The competent press chamber of the Frankfurt am Main Regional Court determined in summary proceedings that these defamatory allegations were untrue. The designation as an anti-Semite is initially an expression of opinion. However, it was unlawful, at least in the chosen context, because it did not contribute to the formation of public opinion and was recognizably aimed at creating a mood against the anti-Semitism commissioner in an emotionalizing form.
After the anti-Semitism commissioner demanded the removal of these comments, Twitter should have immediately ceased and desisted their dissemination.
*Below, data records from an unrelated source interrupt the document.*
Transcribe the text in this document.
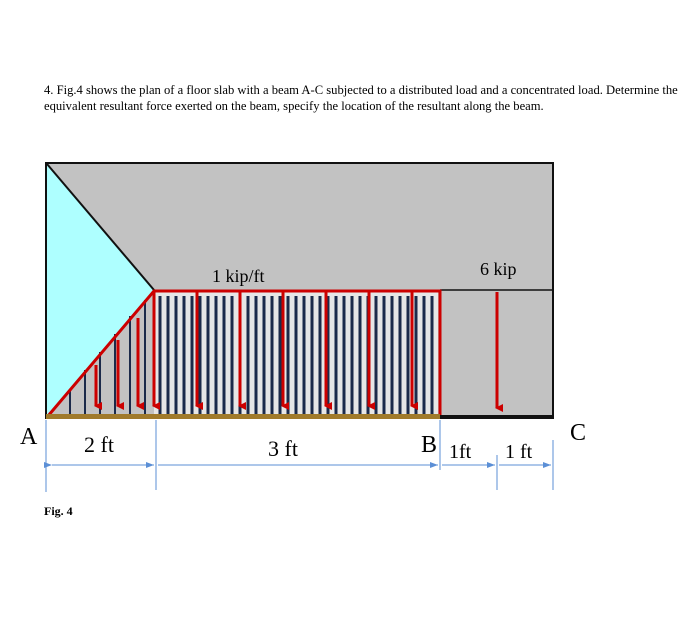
4. Fig.4 shows the plan of a floor slab with a beam A-C subjected to a distributed load and a concentrated load. Determine the equivalent resultant force exerted on the beam, specify the location of the resultant along the beam.

1 kip/ft	6 kip
A	B	C
2 ft	3 ft	1ft 1 ft

Fig. 4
In addition, the Board ruled:
“The injunction takes effect not only when a statement is repeated word for word, but also when the messages contained therein are republished in spirit.”
“The statements are not prohibited in any context. Only those comments are affected which are to be regarded as equivalent and which, despite certain deviations, have an identical core of utterance.”
This would also not impose a general monitoring obligation on Twitter with regard to its approximately 237 million users. A duty to examine exists only with regard to the specific infringement of the right of personality complained of.
“German law requires every party obligated by a cease-and-desist order to determine for itself whether the characteristic of the specific form of infringement is expressed in a variation and is thus similar to the core. Twitter is thus in no other situation than when a specific infringement is reported. In this case, too, Twitter must examine whether or not this infringement requires deletion.”
However, the Board deemed admissible the statement of a user according to which the anti-Semitism commissioner of the state of Baden-Württemberg was included in the list of the biggest anti-Semites worldwide published annually by the Wiesenthal Center in Los Angeles. Regardless of whether inclusion on this list is justified, information about it should be provided. The anti-Semitism officer would have to defend himself against this in the public battle of opinion.
The judgment (Case No. 2-03 O 325/22) is not final. It can be appealed to the Higher Regional Court of Frankfurt am Main. However, the operative part corresponds to the usual decisions in the field of statements and competition law, which is why a divergent decision by the Frankfurt Higher Regional Court cannot be assumed.